Я хорошо считал. И теперь наверняка заметил ее и наверняка застучал топором с еще большим усердием.
Ее палец полз по мне, а я глупо улыбался — с топором в руках! — и, затаившись, боялся спугнуть его. Спугнуть полурастение-полуживотное, эту еще вялую, но уже припорошенную сладкой пыльцой пчелу.
Когда, осмелев, оглянулся, она уже была далеко, шагах в десяти. На ней узкие и короткие, заканчивавшиеся на икрах — по тогдашней моде — спортивные брюки. Как же глупа иногда бывает наша память: лучше всего я помню черные, со следами подсыхающей глины, брюки.
Узнал бы сейчас эту руку, как узнал ее тогда, узнал по вкрадчивому касанию, хотя никогда ранее до того апрельского дня, да и позже, к сожалению, тоже, она меня не касалась? Мне кажется — узнал бы.

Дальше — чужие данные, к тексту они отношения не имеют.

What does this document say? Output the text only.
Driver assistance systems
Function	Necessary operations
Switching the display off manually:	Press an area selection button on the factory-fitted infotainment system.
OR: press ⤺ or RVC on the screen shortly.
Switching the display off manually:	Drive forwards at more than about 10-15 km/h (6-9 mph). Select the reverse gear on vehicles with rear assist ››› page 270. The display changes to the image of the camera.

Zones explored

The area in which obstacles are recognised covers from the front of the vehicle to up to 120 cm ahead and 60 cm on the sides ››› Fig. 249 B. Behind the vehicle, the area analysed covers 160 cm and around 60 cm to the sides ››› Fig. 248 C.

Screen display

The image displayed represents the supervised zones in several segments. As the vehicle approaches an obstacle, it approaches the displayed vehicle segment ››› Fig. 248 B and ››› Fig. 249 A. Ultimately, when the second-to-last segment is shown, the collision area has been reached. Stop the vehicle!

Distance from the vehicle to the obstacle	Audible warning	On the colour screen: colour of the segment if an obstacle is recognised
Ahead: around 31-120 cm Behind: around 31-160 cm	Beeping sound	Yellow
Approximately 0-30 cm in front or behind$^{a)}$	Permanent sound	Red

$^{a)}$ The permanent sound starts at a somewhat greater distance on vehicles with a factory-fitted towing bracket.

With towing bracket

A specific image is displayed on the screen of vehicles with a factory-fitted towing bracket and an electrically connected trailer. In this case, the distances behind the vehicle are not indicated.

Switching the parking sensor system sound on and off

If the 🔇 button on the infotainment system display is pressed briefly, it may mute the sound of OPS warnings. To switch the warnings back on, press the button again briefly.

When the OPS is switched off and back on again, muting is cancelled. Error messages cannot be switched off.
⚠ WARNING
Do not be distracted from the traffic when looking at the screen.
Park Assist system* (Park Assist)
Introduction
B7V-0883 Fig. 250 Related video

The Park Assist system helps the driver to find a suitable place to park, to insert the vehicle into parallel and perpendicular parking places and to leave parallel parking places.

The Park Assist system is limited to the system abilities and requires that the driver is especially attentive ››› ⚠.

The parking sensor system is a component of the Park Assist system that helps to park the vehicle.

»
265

А ведь я действительно знал такого охотника. Это же Вася Глотов с Черных земель, из калмыцких степей. Говорят, был весельчаком и балагуром, но когда я познакомился с ним, его уже постигло горе: из-за какой-то болезни отнялись ноги. Уехала, забрав сына, жена, и Вася остался в глухом степном поселке вдвоем с матерью. Я у них оказался случайно: крепко заболел в командировке, и они приютили меня. По комнате Вася передвигался ползком, сидя, как ползают дети, едва научившиеся сидеть. Большая курчавая голова, широко развернутые, чуть приподнятые плечи, сильные руки — когда он, передвигаясь, упирался ими, они вспухали мышцами и сухожилиями, словно врастали корнями в пол, — и смятая, безвольная, косо волочившаяся нижняя часть тела. Подвигался к кровати, подавал мне кружку молока с медом, лекарство или, сидя на полу и привалившись спиной к кровати, рассказывал мне про охоту, про степь. Я всегда считал, что знаю степь лучше, чем что-либо другое. Но Вася подавлял, заколдовывал меня подробностями ее тайной, физиологической жизни, о которых я и не догадывался. Тоска, снедавшая Васю в четырех стенах, разрешалась в его рассказах, и, освещенные ею, эти подробности из элементов знания становились фактами искусства.